By Rachael Abrams, LCSW-C
I have a vivid parenting memory where my barely 4 year old and I hosted a playdate for a little boy and his mother. As it often does, the conversation turned to the kids and specifically, the various extracurricular options available to even the youngest of children. After rattling off the list of activities her child participated in, the mother turned to me and said, “You know, you really have to start preparing for college in Kindergarten.” What? What about my boys and their love of digging for worms in the backyard? Their ability to create elaborate rocketships and submarines out of sofa cushions? The detailed playing of library, complete with a checkout system, in their rooms? While I consider myself fairly grounded, her statement made me question if I was doing my kids a disservice by not enrolling them in daily activities and instead, just letting them…well, play.
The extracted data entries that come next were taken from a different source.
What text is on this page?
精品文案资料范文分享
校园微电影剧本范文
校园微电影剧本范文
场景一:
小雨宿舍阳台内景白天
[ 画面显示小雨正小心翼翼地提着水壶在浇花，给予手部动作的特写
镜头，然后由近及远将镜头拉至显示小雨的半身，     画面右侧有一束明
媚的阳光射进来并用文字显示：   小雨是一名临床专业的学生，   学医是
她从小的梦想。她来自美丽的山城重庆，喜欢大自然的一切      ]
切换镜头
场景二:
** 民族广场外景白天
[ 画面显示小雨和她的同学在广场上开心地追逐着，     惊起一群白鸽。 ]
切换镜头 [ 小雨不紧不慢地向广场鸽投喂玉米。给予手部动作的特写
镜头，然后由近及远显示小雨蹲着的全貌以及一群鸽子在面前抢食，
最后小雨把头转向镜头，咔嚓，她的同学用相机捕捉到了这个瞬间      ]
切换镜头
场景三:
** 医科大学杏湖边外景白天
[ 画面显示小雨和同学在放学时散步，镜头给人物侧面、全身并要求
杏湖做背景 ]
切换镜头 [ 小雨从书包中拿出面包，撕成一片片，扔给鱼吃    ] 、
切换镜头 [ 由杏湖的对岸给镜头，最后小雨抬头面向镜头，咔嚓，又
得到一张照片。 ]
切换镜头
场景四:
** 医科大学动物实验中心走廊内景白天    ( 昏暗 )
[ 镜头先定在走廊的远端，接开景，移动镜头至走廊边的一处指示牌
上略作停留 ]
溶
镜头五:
How do we define success for our children? This question has never weighed more heavily on me than after a recent screening of the critically acclaimed film Race to Nowhere by Vicki Abeles. The film raises many issues for parents, educators and anyone working with children to consider, specifically the pressure that our children are under. This pressure can come from a variety of sources – coursework, expectations, society, the sheer lack of down time that our children have in the course of a day, especially by the time they get to middle school. The pressure, whether intended or not, can come from parents themselves. How many of us are guilty of firing off questions as soon as our kids get home from school: “What did you do today?” “How did you do on your math test?” “Do you have homework?” Would you want to answer any of these questions after sitting in school for 7 hours? I know I wouldn’t.
Many of the children interviewed in the film state that they feel they don’t have time to be a kid. While we all know in our hearts how important it is for children to play and have downtime – at any age – it is easy to get wrapped up in the hype of keeping up with the Jones’. When they are babies, the talk is about whether your child is crawling and talking. In elementary school, the reading and math placements. In middle school, the skills that your child is mastering. In high school, the ways your child is preparing for college. Falling prey to these traps adds additional pressure to our kids and it can be hard to climb out of that downward spiral. Employers in today’s job market are looking for skills such as creativity, critical thinking, problem solving and collaboration. If we take away all of the learning opportunities for children to build these skills while they are young, perhaps we are preventing them from acquiring the skills that will help them succeed in the future.
What can you do?
- Examine your own definitions of success for your children. Make sure they are your definitions and not what someone else has carved out.
- Give some thought to what it truly means to produce happy and healthy children. Talk to your kids to help determine what their days need to look like.
- Kids are naturally creative and have a love of learning – do your best to help them maintain this attitude throughout their schooling.
- Check in with your kids, even as they get older. This can be tricky as you don’t want to be over involved but you do want to be able to help if a problem arises, particularly if your child doesn’t know how to articulate the problem.
- Remember, kids get stressed too. There is a difference between unreasonably high expectations and expectations that are developmentally appropriate and expressed in an encouraging way.
- Be a positive role model. Participate in meaningful opportunities where your contributions are appreciated. When appropriate, admit your own frustrations and stressors and talk to your child about your experiences.
- Accept your child for who he or she is, not what you want him or her to be. Do your part to reduce performance pressure on your child.
In the end, it isn’t the extracurricular activities or the test scores that matter most. What matters is that as parents, we are informed, we learn from our mistakes and we do everything in our power to raise healthy, resilient children who are prepared for the world that lies before them.